Birds of Prey, by Philip W. Blood
The Bialowieźa forest, in Poland and Belarus, is now a UNESCO World Heritage site. The forest is full of interesting plant life and a wide range of wildlife including wolves, wild boar, deer and European bison. No wonder then, that when the Germans invaded the area in 1941, following Operation Barbarossa, Herman Göring and other prominent Nazis with an obsession for hunting, found the place to be an Aladdin’s Cave of opportunity.
However, during that time it was not only animals that roamed the trees, marshes and swamplands of the forest, and it was not just this wildlife that was to be hunted. Sheltering within its huge expanse were partisans, determined to fight back against the Nazis, and Jews, hiding out after escaping from nearby ghettoes. These people were to be tracked down and either killed or deported to the Nazi concentration and death camps in Poland and Germany.
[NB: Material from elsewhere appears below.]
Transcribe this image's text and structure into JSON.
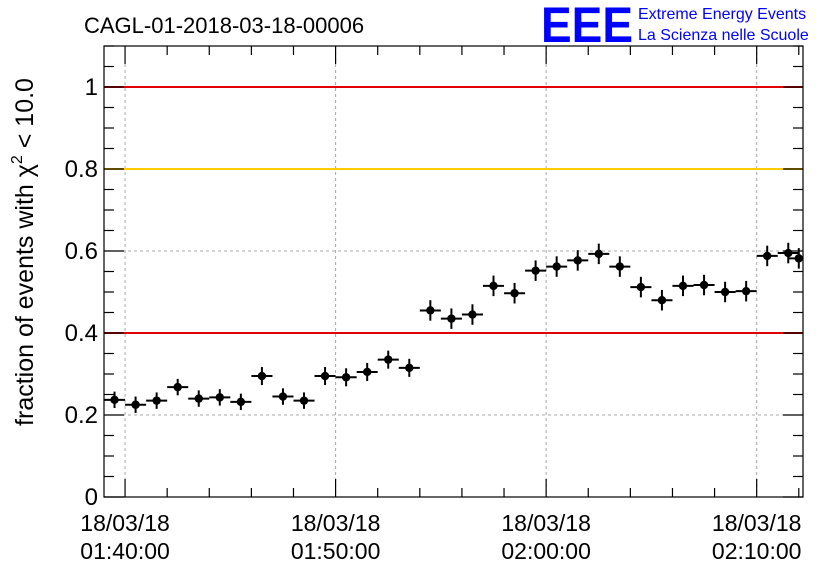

Using modern GIS mapping technology and extensive research, utilising documents from the national archives of Britain, America and, significantly, Germany, Philip Blood is able to paint a full and comprehensive picture of what took place in the forest during the Second World War – from the point of German invasion, to their full retreat in late 1944, when the Red Army was advancing towards Berlin. He is able to show dispositions of troops, patrol areas and partisan hideout locations, describing in great detail what happened, including the murders of many innocent people and the destruction of villages, including the reprisal attack at the village of Laski in May 1943, where over two hundred civilians were massacred.
This book puts to bed the myth that those involved in the hunting down and murdering of Jews, partisans and civilians was done only by the SS and ardent Nazis. Through piecing together the extensive research Blood has carried out for this book, he is able to prove that the Luftwaffe – the German Air Force – also willingly bloodied their hands during the Holocaust.
What strikes the reader is the sheer ordinariness of the airmen involved in these killings. The author goes into great detail about some of these men to display that ordinariness, the war having ripped them from their somewhat mundane and nondescript existences and throwing them to the very forefront of Nazi atrocities. It is frightening to see how easily this was achieved. Blood argues that the Germans used the round-ups and killings within the forest as something of a training exercise against what they considered ‘soft targets’, to prepare the troops for the inevitable fierce fighting that was surely to come later – in a way ‘blooding’ them, to get them used to killing.
The research into this book is intense, the work gone into putting it all together is to be hugely congratulated. Backing up the narrative with maps, tables and casualty numbers, ‘Birds of Prey’ shows the full history of the Bialoweźa forest during the war years and the Luftwaffe’s part in what took place there.
However, this is a book about the perpetrators of those crimes and not the victims. There is no great detail about the partisans and Jews who were hunted down and murdered, other than lists of names and numbers of those killed. This is probably due to there being limited, if any, documentation about exactly who these people were. Nevertheless, the book is the book is an important insight into a little known history and can finally put to bed the assumption that it was only fervent Nazis who carried out the killings during the Holocaust.
John R. McKay is the author of Arctic Convoy PQ18: 25 Days That Changed the Course of the War.